Test  0  fired by rule  1
Test  1  fired by rule  2
Test  1  fired by rule  3


## Regression-Based Models

Let $\bar{y}$ be the $n$-dimensional column vector containing the ratings of the actove user for the $n$ documents in the training set. The basic idea in linear regression is to assume that the ratings can be modeled as a linear function of the word frequencies.
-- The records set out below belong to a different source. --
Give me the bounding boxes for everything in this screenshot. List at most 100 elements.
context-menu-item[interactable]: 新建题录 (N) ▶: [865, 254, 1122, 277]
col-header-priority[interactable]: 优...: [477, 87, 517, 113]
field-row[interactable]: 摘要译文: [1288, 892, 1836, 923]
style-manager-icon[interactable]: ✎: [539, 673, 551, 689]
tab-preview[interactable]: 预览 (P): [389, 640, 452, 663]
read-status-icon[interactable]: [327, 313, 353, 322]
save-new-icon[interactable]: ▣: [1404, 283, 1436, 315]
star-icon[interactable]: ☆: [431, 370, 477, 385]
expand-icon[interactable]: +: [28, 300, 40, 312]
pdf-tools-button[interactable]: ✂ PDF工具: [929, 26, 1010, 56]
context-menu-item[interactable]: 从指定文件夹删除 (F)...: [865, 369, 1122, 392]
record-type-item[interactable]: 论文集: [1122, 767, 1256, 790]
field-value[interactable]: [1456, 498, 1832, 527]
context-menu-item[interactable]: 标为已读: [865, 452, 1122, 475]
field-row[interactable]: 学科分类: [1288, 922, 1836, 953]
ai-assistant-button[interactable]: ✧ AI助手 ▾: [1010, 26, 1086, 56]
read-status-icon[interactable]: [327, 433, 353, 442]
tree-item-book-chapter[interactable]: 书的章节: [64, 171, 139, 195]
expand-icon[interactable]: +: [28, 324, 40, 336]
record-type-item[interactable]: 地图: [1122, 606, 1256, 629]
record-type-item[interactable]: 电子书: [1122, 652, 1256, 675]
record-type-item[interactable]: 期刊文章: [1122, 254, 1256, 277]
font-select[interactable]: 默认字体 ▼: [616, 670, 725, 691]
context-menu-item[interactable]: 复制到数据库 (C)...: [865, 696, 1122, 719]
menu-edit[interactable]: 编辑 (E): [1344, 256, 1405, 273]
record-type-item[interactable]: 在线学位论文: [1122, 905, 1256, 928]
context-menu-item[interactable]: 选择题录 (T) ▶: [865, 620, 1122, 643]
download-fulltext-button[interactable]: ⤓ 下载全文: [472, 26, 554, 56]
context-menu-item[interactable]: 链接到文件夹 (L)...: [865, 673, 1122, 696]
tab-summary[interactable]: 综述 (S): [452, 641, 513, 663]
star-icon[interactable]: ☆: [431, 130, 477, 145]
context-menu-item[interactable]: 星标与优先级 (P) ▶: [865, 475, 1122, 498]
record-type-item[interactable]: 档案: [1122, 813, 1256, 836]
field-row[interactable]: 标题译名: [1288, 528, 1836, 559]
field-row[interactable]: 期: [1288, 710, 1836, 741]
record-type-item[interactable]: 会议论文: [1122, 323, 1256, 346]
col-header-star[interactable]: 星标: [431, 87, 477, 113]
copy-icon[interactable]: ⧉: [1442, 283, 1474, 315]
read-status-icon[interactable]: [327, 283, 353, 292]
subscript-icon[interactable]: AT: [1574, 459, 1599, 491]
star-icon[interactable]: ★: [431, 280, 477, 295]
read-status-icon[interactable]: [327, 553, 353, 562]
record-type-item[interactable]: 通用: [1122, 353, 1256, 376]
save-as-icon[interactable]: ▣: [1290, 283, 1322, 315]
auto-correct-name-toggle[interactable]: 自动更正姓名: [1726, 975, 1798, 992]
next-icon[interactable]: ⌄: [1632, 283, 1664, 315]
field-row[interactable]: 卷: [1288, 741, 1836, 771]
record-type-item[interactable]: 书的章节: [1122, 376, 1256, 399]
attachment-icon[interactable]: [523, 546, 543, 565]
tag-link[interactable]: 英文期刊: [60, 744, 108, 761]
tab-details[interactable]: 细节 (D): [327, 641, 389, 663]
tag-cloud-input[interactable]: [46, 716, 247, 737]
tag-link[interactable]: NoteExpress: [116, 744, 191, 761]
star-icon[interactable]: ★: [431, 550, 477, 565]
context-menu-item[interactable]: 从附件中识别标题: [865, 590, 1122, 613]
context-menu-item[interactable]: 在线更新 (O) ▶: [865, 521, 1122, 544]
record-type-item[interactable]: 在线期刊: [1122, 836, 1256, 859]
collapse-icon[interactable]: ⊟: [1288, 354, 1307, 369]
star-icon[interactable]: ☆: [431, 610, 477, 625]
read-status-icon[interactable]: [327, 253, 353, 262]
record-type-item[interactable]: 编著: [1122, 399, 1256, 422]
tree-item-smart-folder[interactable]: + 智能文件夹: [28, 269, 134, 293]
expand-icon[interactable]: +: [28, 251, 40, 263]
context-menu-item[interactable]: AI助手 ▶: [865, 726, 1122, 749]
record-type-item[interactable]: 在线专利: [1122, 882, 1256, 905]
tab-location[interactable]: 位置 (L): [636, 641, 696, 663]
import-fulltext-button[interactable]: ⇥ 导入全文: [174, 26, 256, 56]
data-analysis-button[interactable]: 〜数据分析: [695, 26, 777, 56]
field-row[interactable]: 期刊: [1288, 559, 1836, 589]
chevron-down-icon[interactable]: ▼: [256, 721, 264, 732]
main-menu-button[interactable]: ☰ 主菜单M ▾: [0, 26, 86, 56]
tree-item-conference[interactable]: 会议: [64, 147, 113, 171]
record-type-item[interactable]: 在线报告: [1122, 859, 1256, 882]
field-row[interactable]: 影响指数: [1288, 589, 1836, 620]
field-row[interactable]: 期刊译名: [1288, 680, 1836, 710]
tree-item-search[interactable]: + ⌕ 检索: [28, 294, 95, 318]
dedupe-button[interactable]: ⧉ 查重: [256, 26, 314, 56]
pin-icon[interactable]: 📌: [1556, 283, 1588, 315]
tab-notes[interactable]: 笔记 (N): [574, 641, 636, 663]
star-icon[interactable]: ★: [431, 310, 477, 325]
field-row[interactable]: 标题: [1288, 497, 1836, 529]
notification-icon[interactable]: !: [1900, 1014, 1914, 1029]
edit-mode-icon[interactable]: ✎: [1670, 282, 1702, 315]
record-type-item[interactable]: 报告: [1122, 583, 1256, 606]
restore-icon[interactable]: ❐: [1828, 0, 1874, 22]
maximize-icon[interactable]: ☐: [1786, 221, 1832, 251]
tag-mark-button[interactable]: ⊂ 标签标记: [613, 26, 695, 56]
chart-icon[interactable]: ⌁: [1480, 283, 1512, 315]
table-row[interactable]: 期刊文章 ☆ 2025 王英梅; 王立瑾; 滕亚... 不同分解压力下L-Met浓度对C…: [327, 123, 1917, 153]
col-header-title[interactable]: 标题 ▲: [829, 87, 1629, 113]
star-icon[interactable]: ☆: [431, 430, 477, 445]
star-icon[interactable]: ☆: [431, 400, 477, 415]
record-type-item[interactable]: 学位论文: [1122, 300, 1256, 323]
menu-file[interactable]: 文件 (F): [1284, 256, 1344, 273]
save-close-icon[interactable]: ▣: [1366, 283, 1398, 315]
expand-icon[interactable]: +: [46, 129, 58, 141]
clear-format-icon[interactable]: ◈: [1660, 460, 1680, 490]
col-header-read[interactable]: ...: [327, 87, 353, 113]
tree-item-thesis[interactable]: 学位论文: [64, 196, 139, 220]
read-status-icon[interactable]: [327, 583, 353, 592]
Let $\bar{W}$ be a $d$-dimensional row vector representing the coefficients of each word in the linear function relating word frequencies to the rating:
$$ \bar{y} = D_L\bar{W}^T $$
The objective function $O$ can be expressed as follows:
$$  Minimize\ O = \|D_L\bar{W}^T - \bar{y}\|^2 + \lambda\|\bar{W}\|^2 $$



# Advantages and Disadvantages

## Advantage
1. Content-based systems have cold-start problems only for new users
2. Content-based systems provide explanations in terms of the features of items.
3. Content-based methods can generally be used with off-the-shelf text classifiers

## Disadvantage
1. Content-based systems tend to find items that are similar to those the user has seen so far (overspecialization). It is always desirable to have a certain amount of novelty and serendipity in the recommendations.
2. Content-based systems do not help in resolving the problem for new users.